Mauricio, quien prefirió no dar su apellido, obtuvo un crédito de USD 120 000 a 20 años para comprar, junto con su esposa, un departamento, en el 2018. Adquirieron el bien, ubicado en el norte de Quito, para estar más cerca de sus trabajos.

En abril del 2020 la pareja solicitó una novación del préstamo, porque a ella la despidieron y a él le redujeron el salario. “Teníamos la deuda del departamento, de las tarjetas y más cosas. Yo solo no podía cubrir, además de todos los gastos de servicios básicos, alimentos y más”, lamentó Mauricio.

La novación es una de las tres opciones para reprogramar los hipotecarios. Se usa cuando el afiliado o jubilado del IESS están al día en sus pagos, pero sus ingresos han disminuido, por lo que prevé un posible incumplimiento y caer en mora, explicó la institución.

La segunda alternativa es el refinanciamiento se solicita después de un mes de haber caído en mora debido a una reducción de los ingresos. El Biess descontará hasta el 70% de los nuevos ingresos del usuario que sean reportados al IESS. También es para aquellos asegurados cesantes, sin ingresos fijos.

La última vía es la reestructuración.

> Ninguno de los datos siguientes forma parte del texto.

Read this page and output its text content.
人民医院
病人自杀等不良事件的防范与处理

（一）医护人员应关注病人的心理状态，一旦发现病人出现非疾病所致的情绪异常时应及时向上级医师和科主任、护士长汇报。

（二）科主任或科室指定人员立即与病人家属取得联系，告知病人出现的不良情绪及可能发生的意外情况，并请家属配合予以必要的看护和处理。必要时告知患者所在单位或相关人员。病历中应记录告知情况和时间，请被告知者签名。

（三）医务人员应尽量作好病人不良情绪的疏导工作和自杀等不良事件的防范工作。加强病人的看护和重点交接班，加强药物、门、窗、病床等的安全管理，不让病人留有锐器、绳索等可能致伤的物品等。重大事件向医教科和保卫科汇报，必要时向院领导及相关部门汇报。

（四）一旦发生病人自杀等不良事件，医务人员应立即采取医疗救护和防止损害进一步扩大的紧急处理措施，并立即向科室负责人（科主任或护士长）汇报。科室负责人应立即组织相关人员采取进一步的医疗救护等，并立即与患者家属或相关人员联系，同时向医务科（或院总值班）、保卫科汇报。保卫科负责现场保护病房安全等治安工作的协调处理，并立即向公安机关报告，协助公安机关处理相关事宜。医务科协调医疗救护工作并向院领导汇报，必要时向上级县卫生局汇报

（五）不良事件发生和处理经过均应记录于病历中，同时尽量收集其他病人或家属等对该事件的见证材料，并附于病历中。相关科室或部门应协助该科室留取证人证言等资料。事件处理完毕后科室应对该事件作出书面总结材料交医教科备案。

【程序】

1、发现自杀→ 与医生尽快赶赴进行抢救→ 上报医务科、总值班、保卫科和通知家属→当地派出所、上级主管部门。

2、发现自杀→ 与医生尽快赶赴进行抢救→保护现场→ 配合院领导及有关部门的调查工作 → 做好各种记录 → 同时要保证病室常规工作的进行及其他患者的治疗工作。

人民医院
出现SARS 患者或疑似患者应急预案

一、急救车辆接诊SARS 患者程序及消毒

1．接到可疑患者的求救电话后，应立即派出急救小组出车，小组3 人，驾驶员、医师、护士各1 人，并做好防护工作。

Aplica cuando hay mora por más de 6 meses y se presentan “fuertes debilidades de pago” por reducción de ingresos o pérdida del empleo.

Las personas que más han buscado arreglar la deuda con el Biess, con el fin de pagar cuotas más bajas, son aquellas que cuentan con una vivienda de interés público (VIP); es decir, los propietarios de inmuebles valorados en hasta USD 90 000. Ellos abarcan el 52% en monto reprogramado.

Con una economía en crisis, donde la informalidad y el desem­pleo van en aumento, y los ingresos de los trabajadores formales cayeron, las familias se ven obligadas a reestructurar todos sus gastos. El pago de una hipoteca llega a representar hasta el 40% del gasto, expone el economista Hugo Villacrés, expresidente del Consejo Directivo del IESS.

“La gente que más impacto (económico) ha tenido por la pandemia es la clase media y los pobres. Es gente que no quiere perder su vivienda, porque es el fruto de todo su esfuerzo y, por eso, busca herramientas para mantenerla”, analiza Villacrés.

El refinanciamiento es una solución tanto para el deudor como para el prestamista, refiere el economista. El primero tiene la posibilidad de negociar para conservar la vivienda, mientras que el segundo se asegura que el crédito se pagará y no se perderá el colateral del préstamo (el inmueble).

La atención del Banco no es inmediata en todos los casos. Varios ciudadanos reclaman que pasan días y hasta semanas esperando una respuesta a las consultas hechas por correo o llamadas telefónicas.

Alejandra Basantes perdió su empleo en julio. En el 2019 ella sacó un hipotecario de USD 60 000, a 15 años, que ahora busca extender a 25 años. “Escribí (al Biess) en julio para que me expliquen las opciones que tengo, pero hasta ahora nada. Llamo y no contestan”.

El nivel de mora del Biess es una alerta. Hasta julio del 2020, la tasa de morosidad para hipotecarios (mayor a 60 días de mora) se ubicó en 11,42%, según datos oficiales. En la banca privada esa tasa es del 5,54%.

Villacrés subraya que hasta el 2015 la mora era menor al 3%. Este aumento denota un “mal monitoreo” y control de los créditos que se conceden.

Este Diario consultó al Biess por las demoras que existen con algunos usuarios que requieren refinanciar. Hasta el cierre de esta edición la entidad gestionaba una respuesta.